In the heart of Mehrauli, there lies a 15th-century monument, a symbol of love and respect for all genders and sexualities.

 A short auto ride from Chattarpur metro station, through a rundown gully filled with small shops, tight spaces, and an unmelodious cacophony, which is characteristic of this and many other places like these in Delhi, lies the Hijron Ka Khanqah, the literal translation of which is the Sufi spiritual retreat for Eunuchs. Many locals and autowallahs in and around the area either don’t know, or ignore the history of this monument and simply refer to it as the local Masjid. Hijron Ka khanqah is a monument dating to the 15th century, from the Lodi period and is the final resting place of 50 eunuchs from that era.

The entrance to this monument isn’t grand; rather, it is small and built alongside the various tiny shops in the locality. However, it is recognizable as it is made out of white and green, and is elegantly beautiful in design. Walking in through the narrow entrance, one needs to be mindful of the low ceiling. Although complex, it is quite small, comprising of 49 simple white graves and one elegantly designed grave in the corner, along with a small shrine facing Mecca for prayer. According to Historians, the grave belongs to a Miyan Saheb, who was close to Sufi Saint Qutbuddin Bakhtiar Kaki. Qutbuddin’s eminence in the Lodi Dynasty court is one of the reasons this complex was gifted to Miyan Saheb and the eunuchs.

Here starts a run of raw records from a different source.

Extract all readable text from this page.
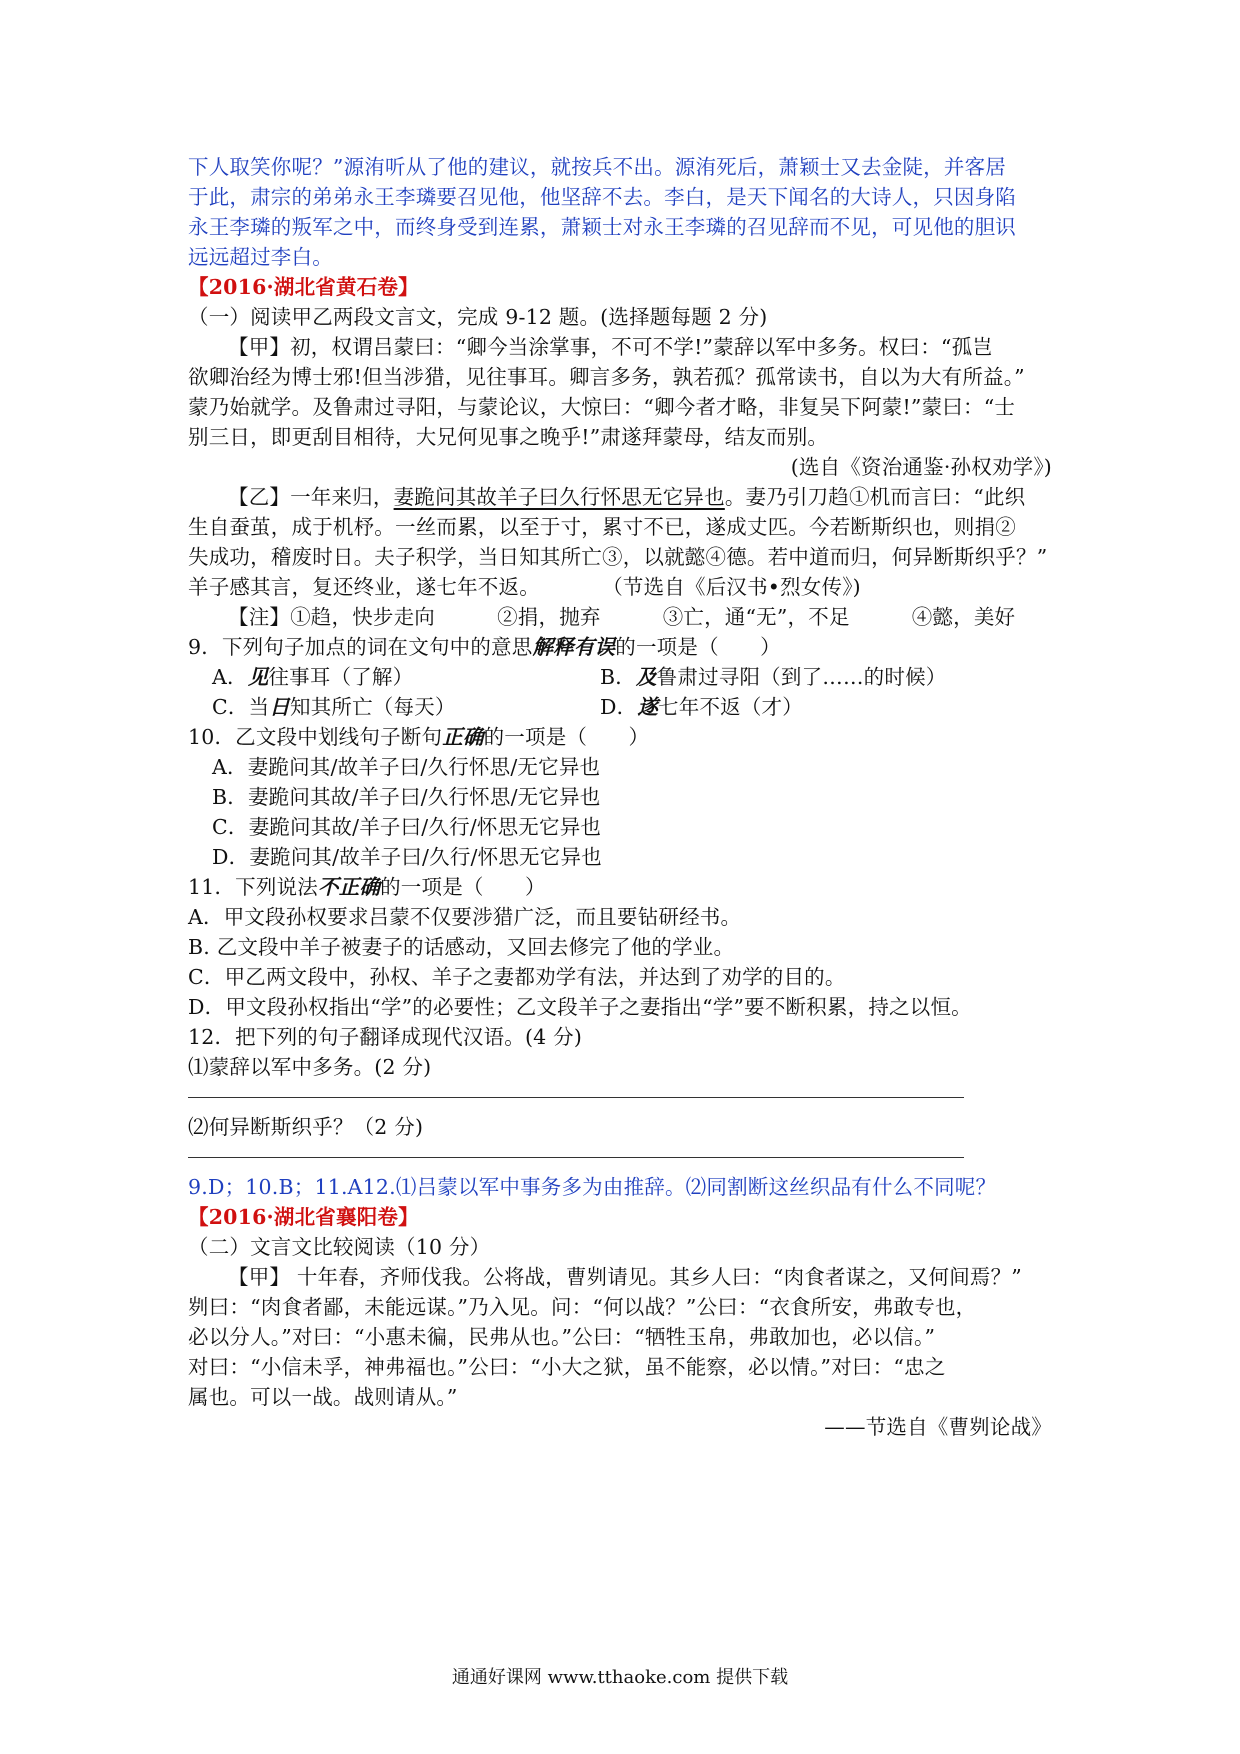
下人取笑你呢？”源洧听从了他的建议，就按兵不出。源洧死后，萧颖士又去金陡，并客居
于此，肃宗的弟弟永王李璘要召见他，他坚辞不去。李白，是天下闻名的大诗人，只因身陷
永王李璘的叛军之中，而终身受到连累，萧颖士对永王李璘的召见辞而不见，可见他的胆识
远远超过李白。
【2016·湖北省黄石卷】
（一）阅读甲乙两段文言文，完成 9-12 题。(选择题每题 2 分)
【甲】初，权谓吕蒙曰：“卿今当涂掌事，不可不学!”蒙辞以军中多务。权曰：“孤岂
欲卿治经为博士邪!但当涉猎，见往事耳。卿言多务，孰若孤？孤常读书，自以为大有所益。”
蒙乃始就学。及鲁肃过寻阳，与蒙论议，大惊曰：“卿今者才略，非复吴下阿蒙!”蒙曰：“士
别三日，即更刮目相待，大兄何见事之晚乎!”肃遂拜蒙母，结友而别。
(选自《资治通鉴·孙权劝学》)
【乙】一年来归，妻跪问其故羊子曰久行怀思无它异也。妻乃引刀趋①机而言曰：“此织
生自蚕茧，成于机杼。一丝而累，以至于寸，累寸不已，遂成丈匹。今若断斯织也，则捐②
失成功，稽废时日。夫子积学，当日知其所亡③，以就懿④德。若中道而归，何异断斯织乎？”
羊子感其言，复还终业，遂七年不返。　　　　（节选自《后汉书•烈女传》)
【注】①趋，快步走向　　　②捐，抛弃　　　③亡，通“无”，不足　　　④懿，美好
9．下列句子加点的词在文句中的意思解释有误的一项是（　　）
A．见往事耳（了解）	B．及鲁肃过寻阳（到了……的时候）
C．当日知其所亡（每天）	D．遂七年不返（才）
10．乙文段中划线句子断句正确的一项是（　　）
A．妻跪问其/故羊子曰/久行怀思/无它异也
B．妻跪问其故/羊子曰/久行怀思/无它异也
C．妻跪问其故/羊子曰/久行/怀思无它异也
D．妻跪问其/故羊子曰/久行/怀思无它异也
11．下列说法不正确的一项是（　　）
A．甲文段孙权要求吕蒙不仅要涉猎广泛，而且要钻研经书。
B. 乙文段中羊子被妻子的话感动，又回去修完了他的学业。
C．甲乙两文段中，孙权、羊子之妻都劝学有法，并达到了劝学的目的。
D．甲文段孙权指出“学”的必要性；乙文段羊子之妻指出“学”要不断积累，持之以恒。
12．把下列的句子翻译成现代汉语。(4 分)
⑴蒙辞以军中多务。(2 分)
⑵何异断斯织乎？（2 分)
9.D；10.B；11.A12.⑴吕蒙以军中事务多为由推辞。⑵同割断这丝织品有什么不同呢？
【2016·湖北省襄阳卷】
（二）文言文比较阅读（10 分）
【甲】 十年春，齐师伐我。公将战，曹刿请见。其乡人曰：“肉食者谋之，又何间焉？”
刿曰：“肉食者鄙，未能远谋。”乃入见。问：“何以战？”公曰：“衣食所安，弗敢专也，
必以分人。”对曰：“小惠未徧，民弗从也。”公曰：“牺牲玉帛，弗敢加也，必以信。”
对曰：“小信未孚，神弗福也。”公曰：“小大之狱，虽不能察，必以情。”对曰：“忠之
属也。可以一战。战则请从。”
——节选自《曹刿论战》
通通好课网 www.tthaoke.com 提供下载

Though it is located in one of the busiest localities in Delhi, once inside, there is an air of serenity, as the noise from the outside world is drowned out.  The walk around the complex barely takes a few minutes due to the size of the complex, which is enough time to pay respects to the dead. Despite the cemetery being empty most of the time, it is still beautifully maintained and is frequently visited by the Hijra community on festive occasions, as they believe the monument holds magical powers.

In 2019, Eunuchs and many other communities still face discrimination based on their gender and sexuality. The past shows that people were able and willing to respect sexualities and genders which were not theirs. In times like these, Hijron ka Khanqah stands tall as a reminder that everyone is equal, regardless of how they identify or who they choose to love.